The co-structure of MERS-CoV spike and human DPP4 (PDB ID: 4L72 [Wang et al., 2013]) was modeled in Pymol and used to predict the structure for drDPP4 (https://swissmodel.expasy.org). Poisson-Boltzmann analysis was performed with the PDB2PQR server (Dolinsky et al., 2004) and adaptive Poisson-Blotzmann Solver tool extension in Pymol (Baker et al., 2001).

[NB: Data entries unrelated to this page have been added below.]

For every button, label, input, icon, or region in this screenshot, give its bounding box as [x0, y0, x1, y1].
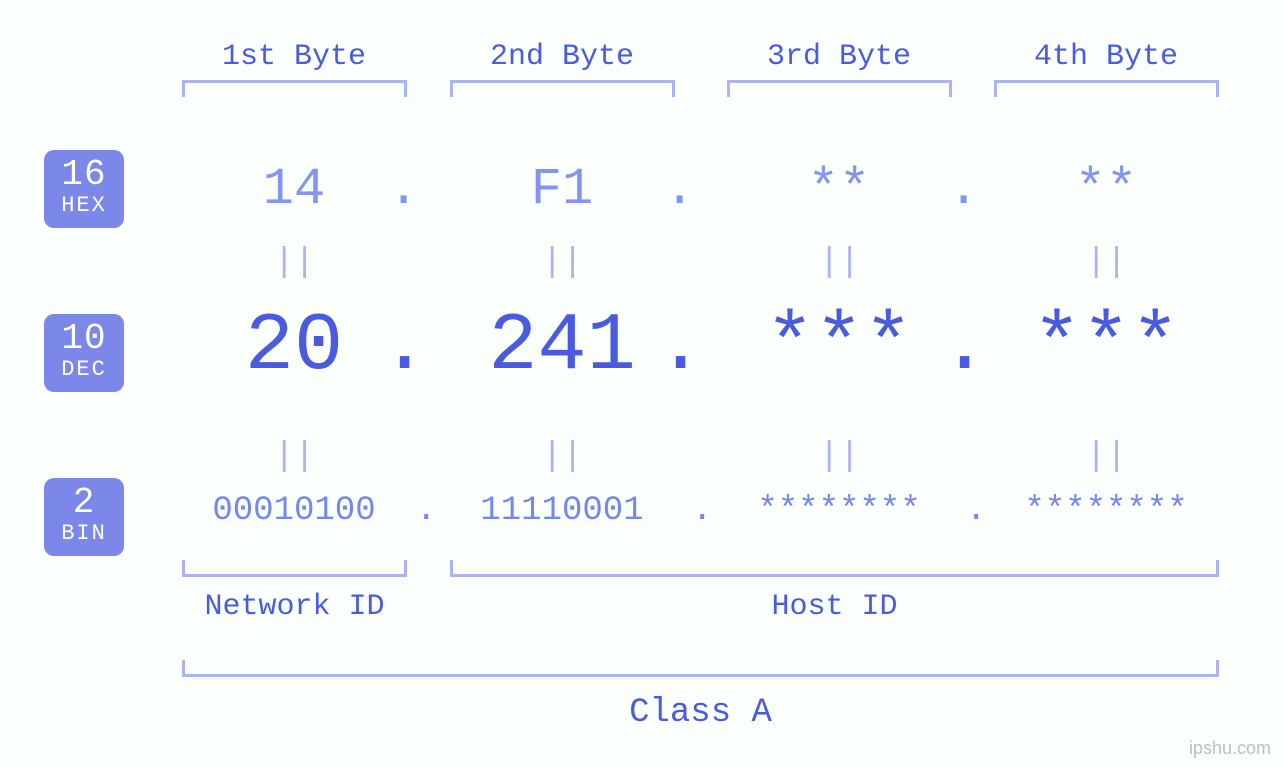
host-id-bracket — [450, 560, 1219, 577]
hex-dot-1: . — [388, 160, 412, 219]
hex-byte-1: 14 — [194, 160, 394, 219]
bin-byte-1: 00010100 — [174, 492, 414, 530]
network-id-label: Network ID — [182, 590, 407, 624]
dec-badge-label: DEC — [44, 358, 124, 382]
bin-byte-2: 11110001 — [442, 492, 682, 530]
class-bracket — [182, 660, 1219, 677]
network-id-bracket — [182, 560, 407, 577]
eq-2-2: || — [542, 438, 582, 476]
watermark: ipshu.com — [1189, 738, 1271, 759]
bin-dot-3: . — [966, 492, 986, 530]
byte-label-3: 3rd Byte — [759, 40, 919, 74]
hex-badge: 16 HEX — [44, 150, 124, 228]
bin-byte-3: ******** — [719, 492, 959, 530]
bin-byte-4: ******** — [986, 492, 1226, 530]
hex-badge-label: HEX — [44, 194, 124, 218]
bin-badge: 2 BIN — [44, 478, 124, 556]
hex-byte-3: ** — [739, 160, 939, 219]
bin-dot-2: . — [692, 492, 712, 530]
dec-dot-2: . — [656, 300, 696, 393]
ip-notation-diagram: 1st Byte 2nd Byte 3rd Byte 4th Byte 16 H… — [0, 0, 1285, 767]
eq-2-4: || — [1086, 438, 1126, 476]
byte-label-4: 4th Byte — [1026, 40, 1186, 74]
dec-byte-3: *** — [715, 300, 963, 393]
dec-byte-4: *** — [982, 300, 1230, 393]
dec-byte-2: 241 — [438, 300, 686, 393]
bin-badge-label: BIN — [44, 522, 124, 546]
eq-1-4: || — [1086, 244, 1126, 282]
hex-byte-4: ** — [1006, 160, 1206, 219]
byte-bracket-3 — [727, 80, 952, 97]
eq-1-1: || — [274, 244, 314, 282]
eq-2-3: || — [819, 438, 859, 476]
hex-byte-2: F1 — [462, 160, 662, 219]
dec-dot-1: . — [380, 300, 420, 393]
eq-1-3: || — [819, 244, 859, 282]
byte-label-2: 2nd Byte — [482, 40, 642, 74]
byte-label-1: 1st Byte — [214, 40, 374, 74]
byte-bracket-4 — [994, 80, 1219, 97]
dec-badge: 10 DEC — [44, 314, 124, 392]
eq-1-2: || — [542, 244, 582, 282]
host-id-label: Host ID — [450, 590, 1219, 624]
hex-dot-3: . — [948, 160, 972, 219]
byte-bracket-1 — [182, 80, 407, 97]
eq-2-1: || — [274, 438, 314, 476]
dec-badge-base: 10 — [44, 320, 124, 358]
bin-badge-base: 2 — [44, 484, 124, 522]
byte-bracket-2 — [450, 80, 675, 97]
hex-badge-base: 16 — [44, 156, 124, 194]
bin-dot-1: . — [416, 492, 436, 530]
dec-dot-3: . — [940, 300, 980, 393]
class-label: Class A — [182, 694, 1219, 732]
hex-dot-2: . — [664, 160, 688, 219]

MERS-CoV Replication Kinetics

Viral RNA was extracted from culture supernatants with the QIAamp viral RNA kit (QIAGEN). MERS-CoV titer of cell culture supernatants was determined by endpoint titration on Vero cells (van Doremalen et al., 2016) or qRT-PCR as previously described (Corman et al., 2012).

Pseudotype Entry Assay

Pseudotyped VSV particles were produced as previously described and titered on Vero cells (Takada et al., 1997). BHK-DPP4 cells were infected at an MOI = 1 with pseudotyped particles as previously described (Yang et al., 2014). Luciferase was measured 24 hr post-infection using a firefly luciferase detection kit (Promega) and a Synergy HTX plate reader (Biotek).

Statistical Methods

GraphPad (Prism) was used to analyze quantitative viral titer and viral entry data.